On the whole, recent inept Japanese diplomacy has played into the hands of those in China and Korea who conceptually and emotionally -- and for domestically political reasons -- remain fixed on Japan's nasty war-time past with regard to their basic (negative and at times racist) assumptions about the Japanese.

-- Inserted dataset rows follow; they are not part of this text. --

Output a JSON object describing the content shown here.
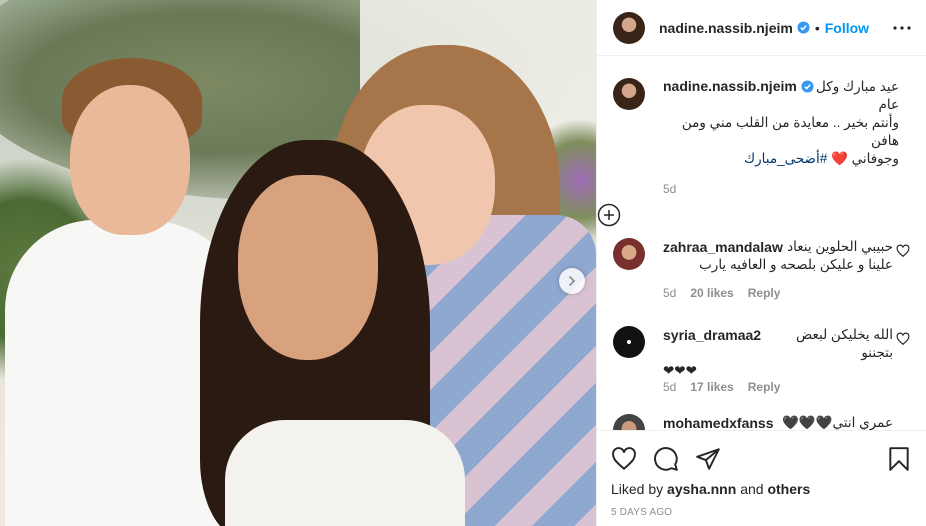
{
  "header": {
    "username": "nadine.nassib.njeim",
    "dot": "•",
    "follow_label": "Follow"
  },
  "caption": {
    "username": "nadine.nassib.njeim",
    "line1": "عيد مبارك وكل عام",
    "line2": "وأنتم بخير .. معايدة من القلب مني ومن هافن",
    "line3_prefix": "وجوفاني ❤️ ",
    "hashtag": "#أضحى_مبارك",
    "age": "5d"
  },
  "comments": [
    {
      "username": "zahraa_mandalaw",
      "text_line1": "حبيبي الحلوين ينعاد",
      "text_line2": "علينا و عليكن بلصحه و العافيه يارب",
      "age": "5d",
      "likes": "20 likes",
      "reply": "Reply"
    },
    {
      "username": "syria_dramaa2",
      "text_line1": "الله يخليكن لبعض بتجننو",
      "text_line2": "❤❤❤",
      "age": "5d",
      "likes": "17 likes",
      "reply": "Reply"
    },
    {
      "username": "mohamedxfanss",
      "text_line1": "عمري انتي🖤🖤🖤",
      "age": "",
      "likes": "",
      "reply": ""
    }
  ],
  "footer": {
    "liked_by_prefix": "Liked by",
    "liked_by_user": "aysha.nnn",
    "liked_by_and": "and",
    "liked_by_others": "others",
    "time": "5 DAYS AGO"
  },
  "icons": {
    "verified": "verified-badge-icon",
    "more": "more-options-icon",
    "load_more": "load-more-comments-icon",
    "heart": "heart-icon",
    "comment": "comment-icon",
    "share": "share-icon",
    "save": "save-icon",
    "next": "chevron-right-icon"
  },
  "colors": {
    "accent": "#0095f6",
    "verified": "#3897f0",
    "muted": "#8e8e8e",
    "text": "#262626"
  }
}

And so it came as a blessed breeze of fresh air in the otherwise overheated atmosphere of South Vietnam's largest and most teeming city to learn that, around here at least, the Japanese are very much in favor.
the Japanese are prepared to help. But they are not offering handouts, aid programs and the like once so common from the West because these efforts generally sank like dead water buffaloes in the swamp of Vietnam.
中国や韓国が自分の内政問題を解決するために、理論的にあるいは感情的過去の歴史にこだわっているのにベトナム様は日本に好意的。
But the Japanese are prepared to offer loans, at incredibly low interest rates -- "sometimes just one percent," explained my friend, the master negotiator who deals with the Chinese, the Koreans, and anyone who is thinking of helping the country escape from poverty.
What does Japan ask for in return? Vietnam's vote at the UN? The opening of a Japanese war memorial downtown? Obeisance to the Chrysanthemum Throne?
"None of this, not at all," says my friend. "We just have to use the yen in ways that help Japanese businesses in this country and the region."3/30/2006 AsiaMedia
西洋のように指図せず、経済的利益だけのために安い利息でお金を貸す。ベトナム様はそれをつかって経済発展ーーーこれで両者は万々歳。
日本政府よ、日本に歴史問題で脅されていないで、他のアジア諸国と友好関係をどんどん築いていこうね。